On se demande bien comment le maire Tomlinson peut prétendre que le permis d’agrandissement que Projet Montréal s’apprête à délivrer à Michael Rosenberg sera octroyé de plein droit. Personne ne conteste le droit de Rosenberg de faire construire un bain rituel et une salle polyvalente dans la partie de l’immeuble où se trouvait le comptoir de poulet grillé La Fusée et l'ancien Passeport Vidéo. Après tout, le règlement le lui permettait et l’arrondissement lui avait délivré le permis le 25 mai 2015, soit avant le dépôt de l’avis de motion de novembre 2015.

Partie de l'immeuble pour laquelle Rosenberg a obtenu le permis pour y aménager un bain rituel et une salle « polyvalente» avant le dépôt de l'avis de motion.

Par contre, il en va tout autrement pour la demande de permis qu’il a faite le 4 avril 2016. À ce moment-là, cela faisait déjà cinq mois qu’un avis de motion avait été déposé par le conseil pour lancer le processus de changement de zonage qui allait interdire l’implantation de nouveaux lieux de culte sur Bernard.

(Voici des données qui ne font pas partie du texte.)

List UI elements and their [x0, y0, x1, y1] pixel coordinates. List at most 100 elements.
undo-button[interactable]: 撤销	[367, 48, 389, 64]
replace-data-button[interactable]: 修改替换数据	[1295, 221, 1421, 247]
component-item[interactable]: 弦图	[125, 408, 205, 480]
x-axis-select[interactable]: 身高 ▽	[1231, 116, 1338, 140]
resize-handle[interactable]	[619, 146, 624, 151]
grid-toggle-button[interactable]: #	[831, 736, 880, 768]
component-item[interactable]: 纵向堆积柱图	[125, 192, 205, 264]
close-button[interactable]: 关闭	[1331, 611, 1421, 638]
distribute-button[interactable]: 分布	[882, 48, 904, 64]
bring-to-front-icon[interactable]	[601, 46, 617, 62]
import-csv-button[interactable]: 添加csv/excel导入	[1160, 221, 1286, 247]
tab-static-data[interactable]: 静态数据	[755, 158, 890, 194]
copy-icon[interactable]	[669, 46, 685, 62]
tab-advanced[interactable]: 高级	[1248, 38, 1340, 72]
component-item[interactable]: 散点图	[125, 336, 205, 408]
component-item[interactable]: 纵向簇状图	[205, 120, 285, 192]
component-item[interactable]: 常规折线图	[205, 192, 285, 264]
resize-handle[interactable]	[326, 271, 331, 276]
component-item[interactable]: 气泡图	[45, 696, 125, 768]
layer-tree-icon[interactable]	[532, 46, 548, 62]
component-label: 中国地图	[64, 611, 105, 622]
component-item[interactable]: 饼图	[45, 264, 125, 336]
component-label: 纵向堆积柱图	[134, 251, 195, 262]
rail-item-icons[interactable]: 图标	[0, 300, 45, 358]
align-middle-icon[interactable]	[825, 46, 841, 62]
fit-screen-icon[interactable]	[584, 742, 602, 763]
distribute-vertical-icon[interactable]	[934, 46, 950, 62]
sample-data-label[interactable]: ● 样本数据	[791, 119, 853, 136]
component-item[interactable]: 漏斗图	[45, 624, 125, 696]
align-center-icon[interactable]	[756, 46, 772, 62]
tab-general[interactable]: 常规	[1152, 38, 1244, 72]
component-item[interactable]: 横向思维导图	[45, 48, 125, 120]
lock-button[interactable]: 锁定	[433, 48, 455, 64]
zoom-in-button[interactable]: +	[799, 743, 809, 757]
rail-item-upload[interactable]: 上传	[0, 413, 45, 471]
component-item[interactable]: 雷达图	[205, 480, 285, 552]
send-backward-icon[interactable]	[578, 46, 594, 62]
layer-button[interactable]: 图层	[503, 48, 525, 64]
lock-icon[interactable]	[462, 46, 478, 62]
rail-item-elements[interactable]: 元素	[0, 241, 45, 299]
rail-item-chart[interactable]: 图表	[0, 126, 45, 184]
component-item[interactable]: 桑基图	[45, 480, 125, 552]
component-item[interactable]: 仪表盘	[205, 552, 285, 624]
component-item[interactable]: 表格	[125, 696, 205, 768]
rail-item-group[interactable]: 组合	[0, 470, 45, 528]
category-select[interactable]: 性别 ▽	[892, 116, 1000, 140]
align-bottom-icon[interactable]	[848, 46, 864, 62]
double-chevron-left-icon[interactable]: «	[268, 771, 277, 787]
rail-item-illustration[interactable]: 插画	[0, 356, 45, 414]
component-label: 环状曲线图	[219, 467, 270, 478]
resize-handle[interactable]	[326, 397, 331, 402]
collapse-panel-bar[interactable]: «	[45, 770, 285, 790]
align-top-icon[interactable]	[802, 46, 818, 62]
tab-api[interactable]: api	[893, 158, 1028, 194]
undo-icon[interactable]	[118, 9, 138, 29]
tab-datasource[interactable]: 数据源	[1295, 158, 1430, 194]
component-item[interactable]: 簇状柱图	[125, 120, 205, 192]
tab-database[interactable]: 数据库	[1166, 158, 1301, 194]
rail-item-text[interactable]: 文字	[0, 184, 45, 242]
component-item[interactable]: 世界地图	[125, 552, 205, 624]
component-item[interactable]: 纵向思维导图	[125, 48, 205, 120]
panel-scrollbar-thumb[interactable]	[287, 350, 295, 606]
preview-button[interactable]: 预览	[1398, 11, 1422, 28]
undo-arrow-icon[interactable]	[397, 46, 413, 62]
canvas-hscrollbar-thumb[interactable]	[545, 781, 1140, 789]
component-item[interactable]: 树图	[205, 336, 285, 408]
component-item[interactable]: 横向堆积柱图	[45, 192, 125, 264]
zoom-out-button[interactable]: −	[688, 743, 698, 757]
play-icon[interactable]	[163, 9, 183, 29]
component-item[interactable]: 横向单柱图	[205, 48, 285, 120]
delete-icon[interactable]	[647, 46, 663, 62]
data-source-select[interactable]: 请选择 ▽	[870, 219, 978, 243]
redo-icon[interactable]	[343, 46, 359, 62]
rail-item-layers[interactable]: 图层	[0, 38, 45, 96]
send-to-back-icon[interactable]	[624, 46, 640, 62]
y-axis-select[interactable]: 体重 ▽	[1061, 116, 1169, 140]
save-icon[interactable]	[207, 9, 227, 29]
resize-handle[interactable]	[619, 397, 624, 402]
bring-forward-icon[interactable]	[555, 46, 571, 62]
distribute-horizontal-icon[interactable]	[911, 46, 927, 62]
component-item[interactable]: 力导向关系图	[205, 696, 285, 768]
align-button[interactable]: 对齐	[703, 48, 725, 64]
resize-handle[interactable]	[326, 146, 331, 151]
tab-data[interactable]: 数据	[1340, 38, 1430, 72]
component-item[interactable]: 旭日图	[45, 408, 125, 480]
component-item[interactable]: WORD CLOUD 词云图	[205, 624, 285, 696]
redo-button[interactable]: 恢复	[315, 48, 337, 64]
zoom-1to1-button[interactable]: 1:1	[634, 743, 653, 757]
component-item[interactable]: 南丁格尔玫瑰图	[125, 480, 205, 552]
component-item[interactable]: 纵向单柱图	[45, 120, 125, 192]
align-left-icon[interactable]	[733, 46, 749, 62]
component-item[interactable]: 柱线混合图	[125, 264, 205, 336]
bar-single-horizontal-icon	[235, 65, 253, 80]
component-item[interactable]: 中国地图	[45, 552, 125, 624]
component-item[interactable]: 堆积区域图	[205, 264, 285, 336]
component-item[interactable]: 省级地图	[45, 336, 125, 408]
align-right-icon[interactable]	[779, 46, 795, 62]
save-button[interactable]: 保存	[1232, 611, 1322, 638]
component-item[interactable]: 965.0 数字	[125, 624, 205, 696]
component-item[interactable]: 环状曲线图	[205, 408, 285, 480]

Il faut bien comprendre que cet avis de motion avait automatiquement entraîné un effet de gel sur l’émission de tout permis. S'il est vrai que les fonctionnaires ont dû corriger une imprécision cadastrale, il est troublant de savoir que Rosenberg s’est précipité pour glisser sa demande de permis quelques heures seulement avant que le conseil de Mme Cinq-Mars ne dépose un deuxième avis de motion pour poursuivre ce travail de réglementation entrepris sans interruption depuis plus d’un an. Il semble que le rusé promoteur ait pu bénéficier d'une information privilégiée provenant de l'hôtel de ville. Une information qui lui aurait été donnée la journée même et dont il se serait servi pour tenter de déjouer en catastrophe le règlement.
 
Il est loin d’être évident que le maire  a un mandat légitime pour faire ratifier une telle entente et accorder un permis alors que le règlement en vigueur l’interdit et que le résultat du référendum est sans équivoque.

Quant à la prétention voulant que Rosenberg jouisse d’un droit acquis sur la partie de l’immeuble qu’il veut récupérer pour en faire un lieu de culte, rien n’est moins sûr. Depuis quand peut-on réclamer un droit acquis sur espace pour lequel aucun permis n'a jamais été accordé? 

La suite de cette saga promet d'être fort intéressante, car les citoyens sont loin d'avoir jeté la serviette.